I am aware that the entire world of history/political science is regrettably missing from this list. It seems I am not particularly drawn to those for some reason, but I’d be happy to take any recommendations that you think might change my mind! Happy reading, and thanks for letting me hijack this blog for the day!

Do you read a lot of non-fiction? What topics interest you enough to read more about? Has Ahuva convinced you to read any of her recommendations? Do you have any recommendations for Ahuva?
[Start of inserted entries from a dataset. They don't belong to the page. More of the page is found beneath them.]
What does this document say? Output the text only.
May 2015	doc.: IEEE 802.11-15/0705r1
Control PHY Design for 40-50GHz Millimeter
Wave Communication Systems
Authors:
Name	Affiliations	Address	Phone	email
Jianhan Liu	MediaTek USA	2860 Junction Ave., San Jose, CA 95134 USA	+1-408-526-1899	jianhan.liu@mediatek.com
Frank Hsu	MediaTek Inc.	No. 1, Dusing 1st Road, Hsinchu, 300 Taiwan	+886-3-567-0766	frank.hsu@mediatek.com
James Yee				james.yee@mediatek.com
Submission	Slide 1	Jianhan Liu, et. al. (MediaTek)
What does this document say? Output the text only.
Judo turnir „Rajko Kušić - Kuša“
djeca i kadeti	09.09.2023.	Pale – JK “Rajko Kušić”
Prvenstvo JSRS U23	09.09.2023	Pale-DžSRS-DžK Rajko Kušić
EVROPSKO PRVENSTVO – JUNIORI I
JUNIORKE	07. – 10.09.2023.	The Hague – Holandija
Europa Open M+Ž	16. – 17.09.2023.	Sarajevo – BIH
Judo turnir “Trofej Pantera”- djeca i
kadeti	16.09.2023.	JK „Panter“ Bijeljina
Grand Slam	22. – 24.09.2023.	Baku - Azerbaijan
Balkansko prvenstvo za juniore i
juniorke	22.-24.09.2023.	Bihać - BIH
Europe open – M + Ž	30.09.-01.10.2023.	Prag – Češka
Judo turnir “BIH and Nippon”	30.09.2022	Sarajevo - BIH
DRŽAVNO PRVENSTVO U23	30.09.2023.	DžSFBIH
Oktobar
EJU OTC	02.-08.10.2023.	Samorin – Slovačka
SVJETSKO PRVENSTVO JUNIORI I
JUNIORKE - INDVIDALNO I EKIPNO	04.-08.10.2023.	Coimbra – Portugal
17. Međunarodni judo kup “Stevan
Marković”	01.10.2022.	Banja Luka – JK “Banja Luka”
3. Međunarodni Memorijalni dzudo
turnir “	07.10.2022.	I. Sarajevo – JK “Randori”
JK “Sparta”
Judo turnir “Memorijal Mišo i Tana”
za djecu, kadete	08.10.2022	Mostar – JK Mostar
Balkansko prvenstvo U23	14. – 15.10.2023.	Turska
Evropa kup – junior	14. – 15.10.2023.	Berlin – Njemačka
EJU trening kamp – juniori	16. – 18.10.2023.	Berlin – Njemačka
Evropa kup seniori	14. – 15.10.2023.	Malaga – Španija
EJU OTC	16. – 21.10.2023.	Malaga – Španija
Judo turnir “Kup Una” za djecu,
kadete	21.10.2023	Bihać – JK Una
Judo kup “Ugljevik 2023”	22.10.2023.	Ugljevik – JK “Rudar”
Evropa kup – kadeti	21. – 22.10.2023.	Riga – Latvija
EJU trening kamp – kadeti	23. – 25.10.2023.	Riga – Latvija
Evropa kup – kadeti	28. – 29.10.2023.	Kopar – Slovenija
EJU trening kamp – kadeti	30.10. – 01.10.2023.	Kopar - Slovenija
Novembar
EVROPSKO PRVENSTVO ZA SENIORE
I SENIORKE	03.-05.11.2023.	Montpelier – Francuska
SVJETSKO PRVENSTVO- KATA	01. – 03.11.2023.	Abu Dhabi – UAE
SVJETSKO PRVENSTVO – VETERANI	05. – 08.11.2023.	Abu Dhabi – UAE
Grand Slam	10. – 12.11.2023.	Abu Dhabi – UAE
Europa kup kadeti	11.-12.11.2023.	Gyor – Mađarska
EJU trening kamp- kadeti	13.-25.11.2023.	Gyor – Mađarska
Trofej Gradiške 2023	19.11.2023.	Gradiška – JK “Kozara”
9 thoughts on “Non-Fiction For the Newly Acquainted

  1. My favorite non fiction are the memoir of the « mental health » kind. Ive read Matt haig’s, first we make the beast beautiful, aswell as hello i wanna die please fix me; while they are very personal to what the author experience, I do enjoy how they place facts and things that I can discover about my own illnesses, or ways to cope with them.
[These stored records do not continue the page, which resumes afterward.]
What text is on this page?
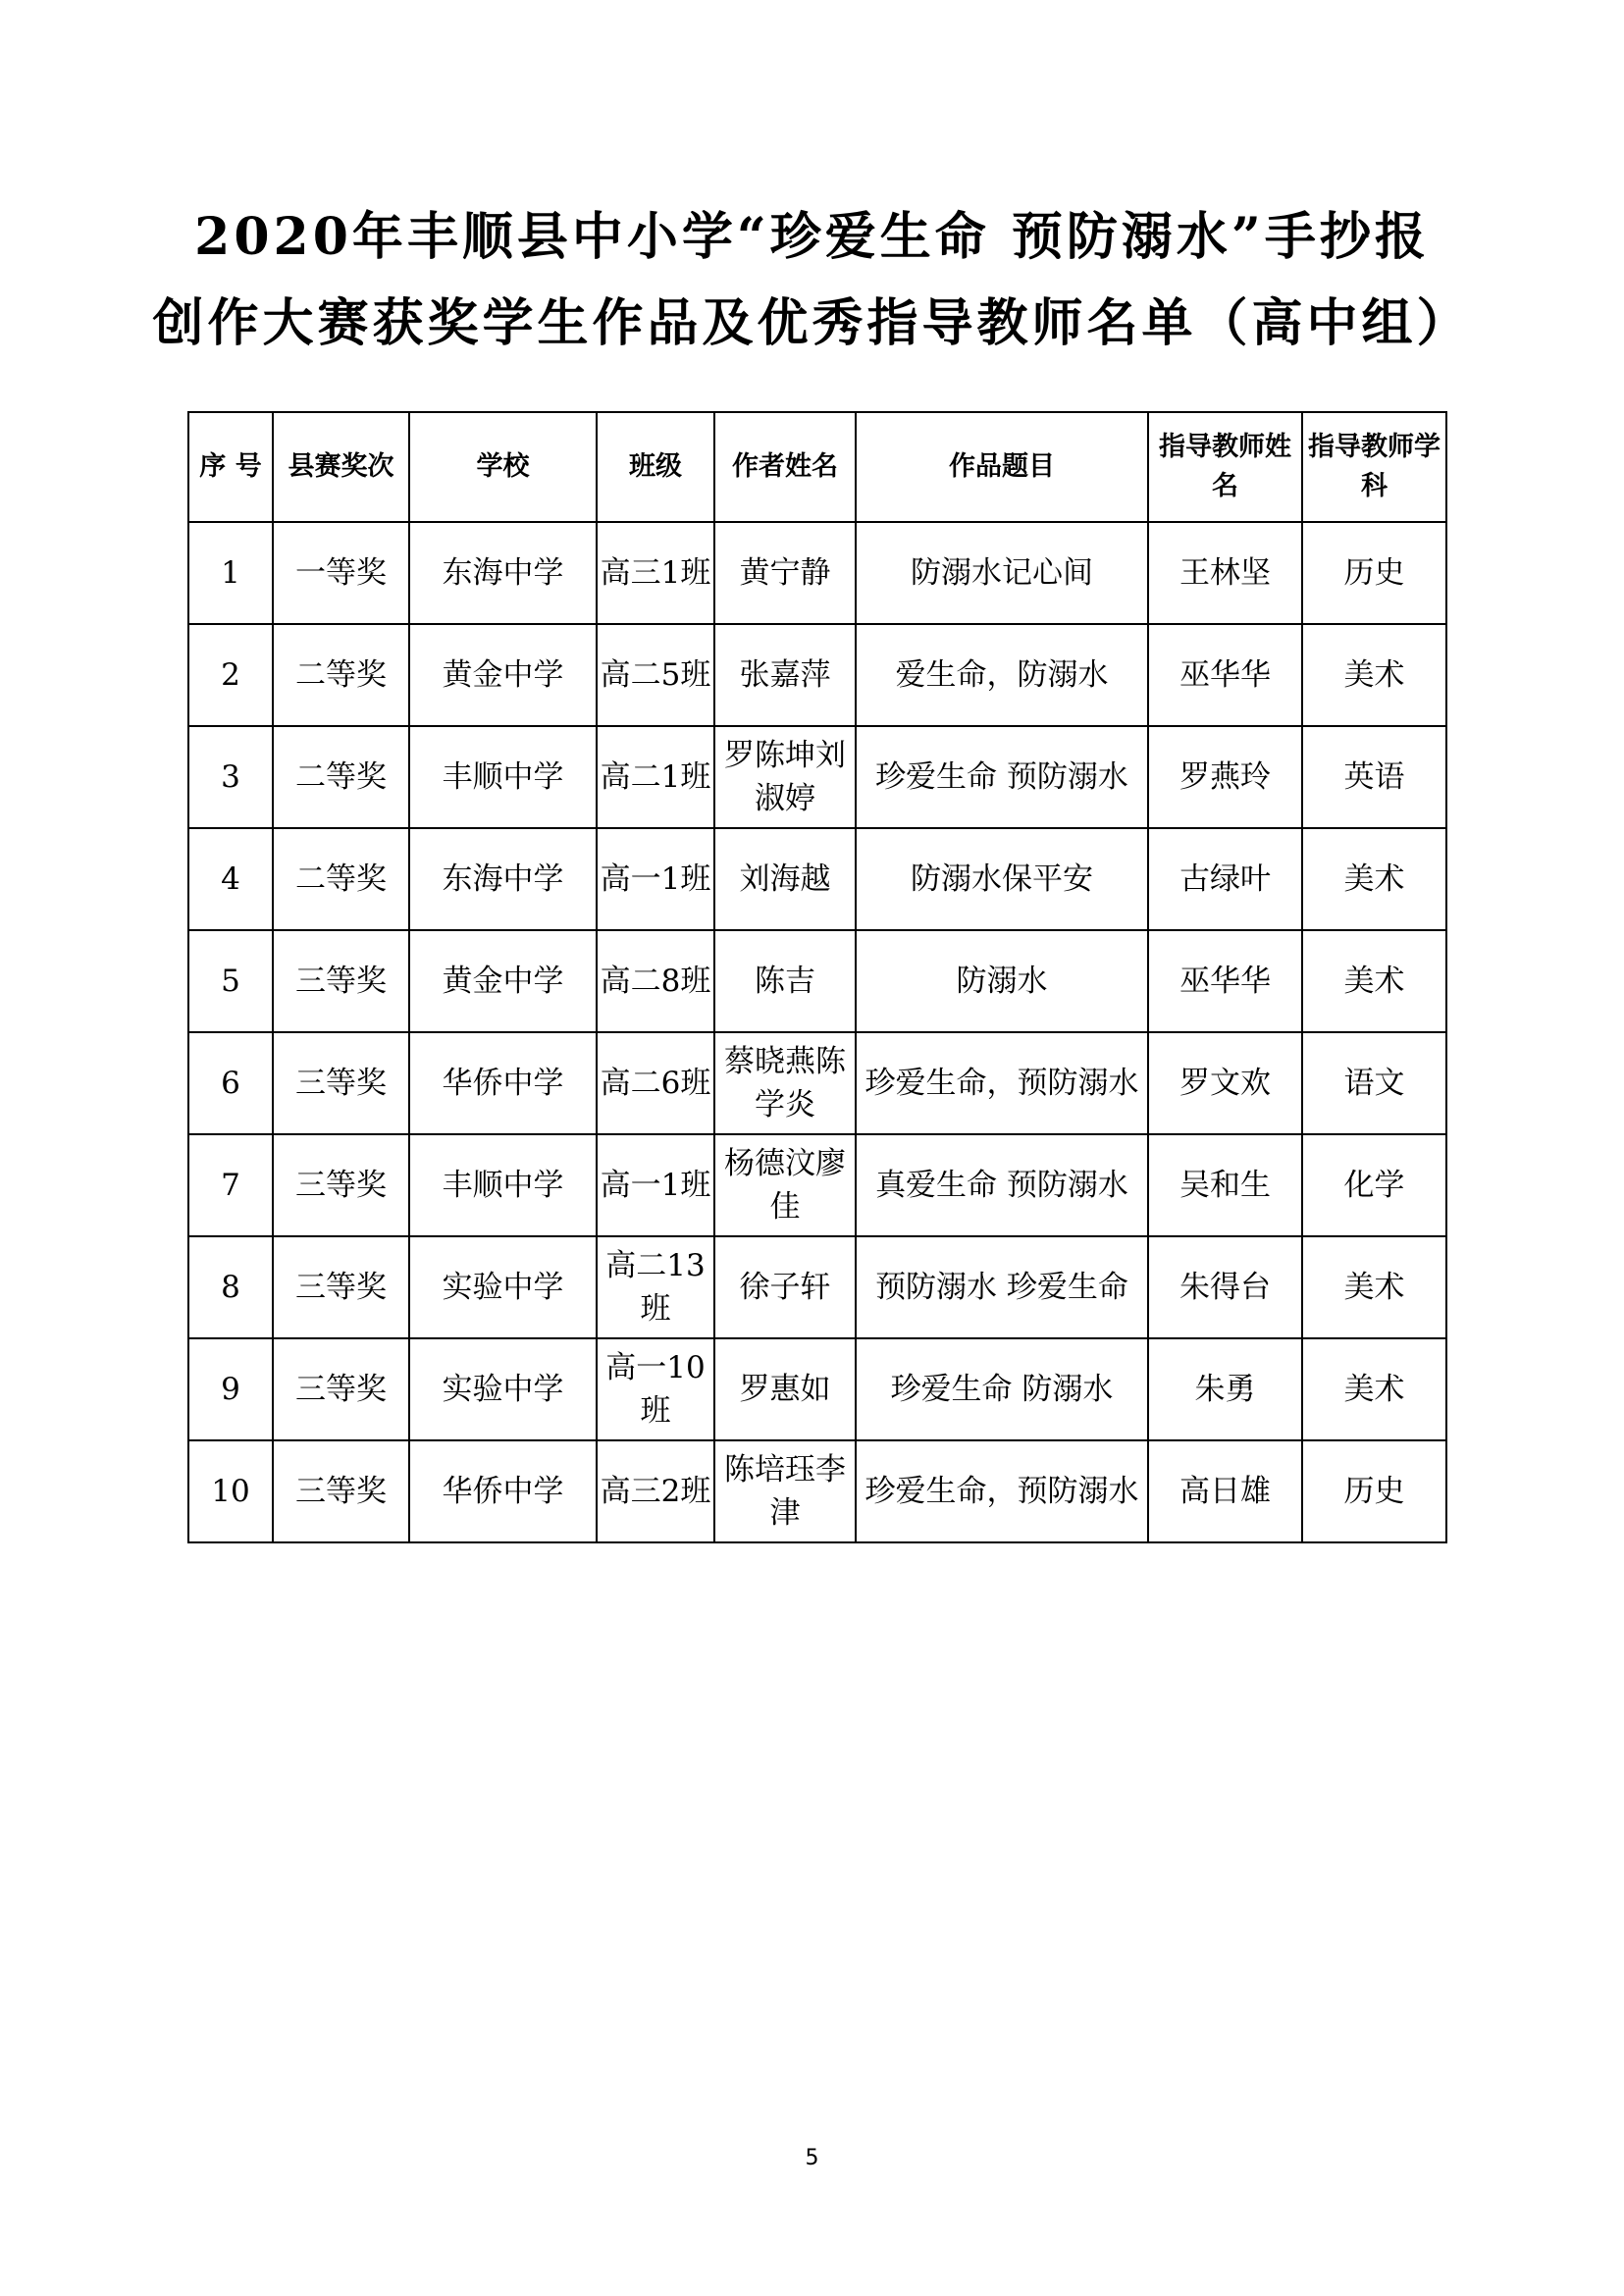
2020年丰顺县中小学“珍爱生命 预防溺水”手抄报
创作大赛获奖学生作品及优秀指导教师名单（高中组）
序 号	县赛奖次	学校	班级	作者姓名	作品题目	指导教师姓名	指导教师学科

1	一等奖	东海中学	高三1班	黄宁静	防溺水记心间	王林坚	历史
2	二等奖	黄金中学	高二5班	张嘉萍	爱生命，防溺水	巫华华	美术
3	二等奖	丰顺中学	高二1班	罗陈坤刘淑婷	珍爱生命 预防溺水	罗燕玲	英语
4	二等奖	东海中学	高一1班	刘海越	防溺水保平安	古绿叶	美术
5	三等奖	黄金中学	高二8班	陈吉	防溺水	巫华华	美术
6	三等奖	华侨中学	高二6班	蔡晓燕陈学炎	珍爱生命，预防溺水	罗文欢	语文
7	三等奖	丰顺中学	高一1班	杨德汶廖佳	真爱生命 预防溺水	吴和生	化学
8	三等奖	实验中学	高二13班	徐子轩	预防溺水 珍爱生命	朱得台	美术
9	三等奖	实验中学	高一10班	罗惠如	珍爱生命 防溺水	朱勇	美术
10	三等奖	华侨中学	高三2班	陈培珏李津	珍爱生命，预防溺水	高日雄	历史
5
    Ofcourse as I enjoy youtube videos aswell, true crime books. Along with doctor stories of what they’ve seen happens in hospital!


    1. Thanks for being the first commenter on my first-ever blog post!
      I’ve never read either of those, but they sound like books I might enjoy. Mental-health related memoirs are so powerful because they can help explain the inner world of those suffering from mental illness and bridge the conversational divide with their friends and families. There’s definitely a lot to learn and it’s great that these authors can help with that!

      Liked by 1 person

  2. I also wrote a report on James Madison back in my elementary school days!! Dolley Madison was my favorite First Lady at the time, and I always thought the story of their lives and their time in office was so fascinating.
    I actually had a whole plan for this year where I’d try to branch out with my reading genres, because I’ve been strictly fiction (specifically fantasy, contemporary, and mystery) for as long as I can remember. Non-fiction only happened because of school/university. But after reading a memoir back in March, I decided I should give the rest of the genre a try…except I haven’t read any non-fiction books since then 🙈 Lol, so these recommendations are going to be so much help, thank you for sharing them! ❤✨


    1. That’s funny! I didn’t actually get a choice on that one, but Dolley Madison was definitely quite a force! It’s great to branch out and discover new interests. Memoir is definitely a good way to dip into non-fiction because it has the elements of a story/novel, and great character development too.
      I’m glad you found this helpful, thanks for your feedback on my first-ever post 🙂


  3. This is an extremely useful post. Non-fiction is not popular among the young adult (as far I as I know and I’m a teen- maybe I’m just hanging around the wrong crowd? ). I personally visualize autobiographies when Non-fiction is mentioned (Every. Single. Time) despite knowing better.
    Sudha Murty is one of favorite non-fiction author. She writes about her personal experience in simple English so as to reach as many as possible.
    I really need to start working on my non-fiction tbr (😅) and I’m pretty sure this post is going to help a lot.


    1. Glad you found this useful! Non-fiction can be sort of an acquired taste, especially among young adults. It’s something I mostly got into as a college student, but you can definitely find those at every stage who are interested in non-fiction.
      I’m not familiar with Sudha Murty, so thanks for the intro! I’m always down to read about some powerhouse female engineers 🙂 .
      Good luck with your non-fiction tbr, and happy reading!